Mine was 39 when I was in the military and I would get comments back then. I’m 20+ years later and sitting around 49 on average but in the low 40’s at times. I do get some concerned nurses but the Docs usually don’t seem to care.
39 RHR here too. Docs have checked many times; pre-race physicals and such. Not an issue.
The opposite end of the scale, which is my case, also is not necessarily indicative of a problem as well.
The technical term for a low heart rate (generally defined as <60 bpm) is bradycardia. And it is often associated with a range of heart problems with the heart not delivering enough oxygen to the body, which is why doctors can get concerned.
However, there is also “exercise induced bradycardia” where regular exercise over a long period of time result in an enlarged heart and more efficient heart, that can deliver all the oxygen the body needs at very low heart rates. This is generally considered to be a benign, even a positive condition, and is pretty common in endurance athletes, especially cyclists.
I wouldn’t have said that was out of the ordinary. I’m 43 and from wearing my Apple Watch to track sleep my lowest HR recorded overnight is anywhere between 43 and 47 bpm with the consumption of alcohol and/or caffeine before bed generally relating to higher readings. I know the Apple Watch isn’t the most accurate and it isn’t constantly monitoring but I’m not really wearing it to monitor resting HR if I’m honest.
I’m 62, on a recent visit to hospital I kept setting the alarms off. When I explained to the staff about my training for Triathlon, they were more than happy. My rhr is low 40s.
Back when I was running the mile competitively in college my HR got as low as 34 in the mornings.
Similar to you, my doctor about had a heart attack when he took my pulse. Had me perform a stress test (EKG I think?) on a treadmill to rule out all of his concerns. It took numerous follow up visits for him to conclude that I was simply an endurance athlete. Ha!

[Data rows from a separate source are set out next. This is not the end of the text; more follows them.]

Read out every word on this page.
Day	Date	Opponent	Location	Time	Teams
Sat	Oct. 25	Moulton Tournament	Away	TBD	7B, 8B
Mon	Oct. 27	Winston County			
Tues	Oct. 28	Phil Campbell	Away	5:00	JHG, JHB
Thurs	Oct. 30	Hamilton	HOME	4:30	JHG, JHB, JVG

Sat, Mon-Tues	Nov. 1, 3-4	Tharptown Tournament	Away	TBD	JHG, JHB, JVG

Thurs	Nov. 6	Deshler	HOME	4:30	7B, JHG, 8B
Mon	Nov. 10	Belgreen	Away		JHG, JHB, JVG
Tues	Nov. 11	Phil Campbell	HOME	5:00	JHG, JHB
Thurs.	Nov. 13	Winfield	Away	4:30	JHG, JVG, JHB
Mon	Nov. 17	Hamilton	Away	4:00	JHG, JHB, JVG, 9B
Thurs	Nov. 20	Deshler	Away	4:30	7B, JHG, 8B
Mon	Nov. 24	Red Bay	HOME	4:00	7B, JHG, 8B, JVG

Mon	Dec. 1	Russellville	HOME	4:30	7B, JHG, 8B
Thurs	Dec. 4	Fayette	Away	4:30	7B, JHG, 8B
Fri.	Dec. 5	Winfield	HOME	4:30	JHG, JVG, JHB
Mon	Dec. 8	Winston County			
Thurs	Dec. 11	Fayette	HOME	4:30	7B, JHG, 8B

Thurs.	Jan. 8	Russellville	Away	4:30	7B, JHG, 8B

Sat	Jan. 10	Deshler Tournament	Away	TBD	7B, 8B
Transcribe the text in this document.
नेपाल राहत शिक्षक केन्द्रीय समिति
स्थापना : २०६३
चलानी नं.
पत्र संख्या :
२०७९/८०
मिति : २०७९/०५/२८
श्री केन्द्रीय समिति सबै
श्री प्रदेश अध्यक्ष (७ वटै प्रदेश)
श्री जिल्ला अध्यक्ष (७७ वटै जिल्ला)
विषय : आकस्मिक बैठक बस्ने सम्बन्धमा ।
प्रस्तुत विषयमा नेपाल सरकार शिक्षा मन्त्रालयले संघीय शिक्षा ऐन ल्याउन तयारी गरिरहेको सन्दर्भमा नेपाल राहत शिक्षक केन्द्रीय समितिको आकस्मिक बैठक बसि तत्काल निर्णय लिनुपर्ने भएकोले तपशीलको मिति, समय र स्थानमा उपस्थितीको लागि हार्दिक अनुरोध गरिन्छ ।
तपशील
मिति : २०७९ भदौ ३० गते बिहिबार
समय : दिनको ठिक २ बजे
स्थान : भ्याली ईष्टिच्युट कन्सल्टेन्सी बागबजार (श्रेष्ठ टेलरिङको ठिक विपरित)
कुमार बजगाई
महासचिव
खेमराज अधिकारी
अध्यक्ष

The heart is a muscle just like everything else in your body. If you continually subject it to stress, it will adapt and enlarge. This growth will allow you to pump more blood (stroke volume) to feed the muscles for sustained efforts. What this means is that at rest, your body doesn’t need all the blood volume so the heart rate slows to reduce the volume. This is a condition called Athletes Heart Syndrome and is very normal. If you stop exercising, your heart will return to “normal”.
its a little reassuring to hear that everyone “trained hr” is around that level.
Mine is some where between 38-42, but I dont seem to have the top end either, at 36 my HR tops out a 173 (extreme) or 165-169 with training on the Velo
When it comes to pulse, it’s more about the strength of each beat rather than the number itself. A RHR of 35 isn’t unhealthy if you are still pumping a large amount of blood around your body. If you are not emptying and refilling your heart with each beat then you have issues. RHR is also partially genetic so some really fit athletes can still have a RHR in the 50s.
To get back to your OP, I wouldn’t be concerned as long as you are not having any other cardiovascular issues like palpitations or arrhythmia
I’ll routinely get 40-45. It was only a handful of years ago that (heavier and less fit by far) it was mid 60s. Doctor thinks it’s perfectly fine. Annoys the Red Cross people because they have to call their doctor and OK it.
Mine gets as low as 43bpm when I am fit with max being 195.
I’ve had inexperienced doctors freaking out over both too.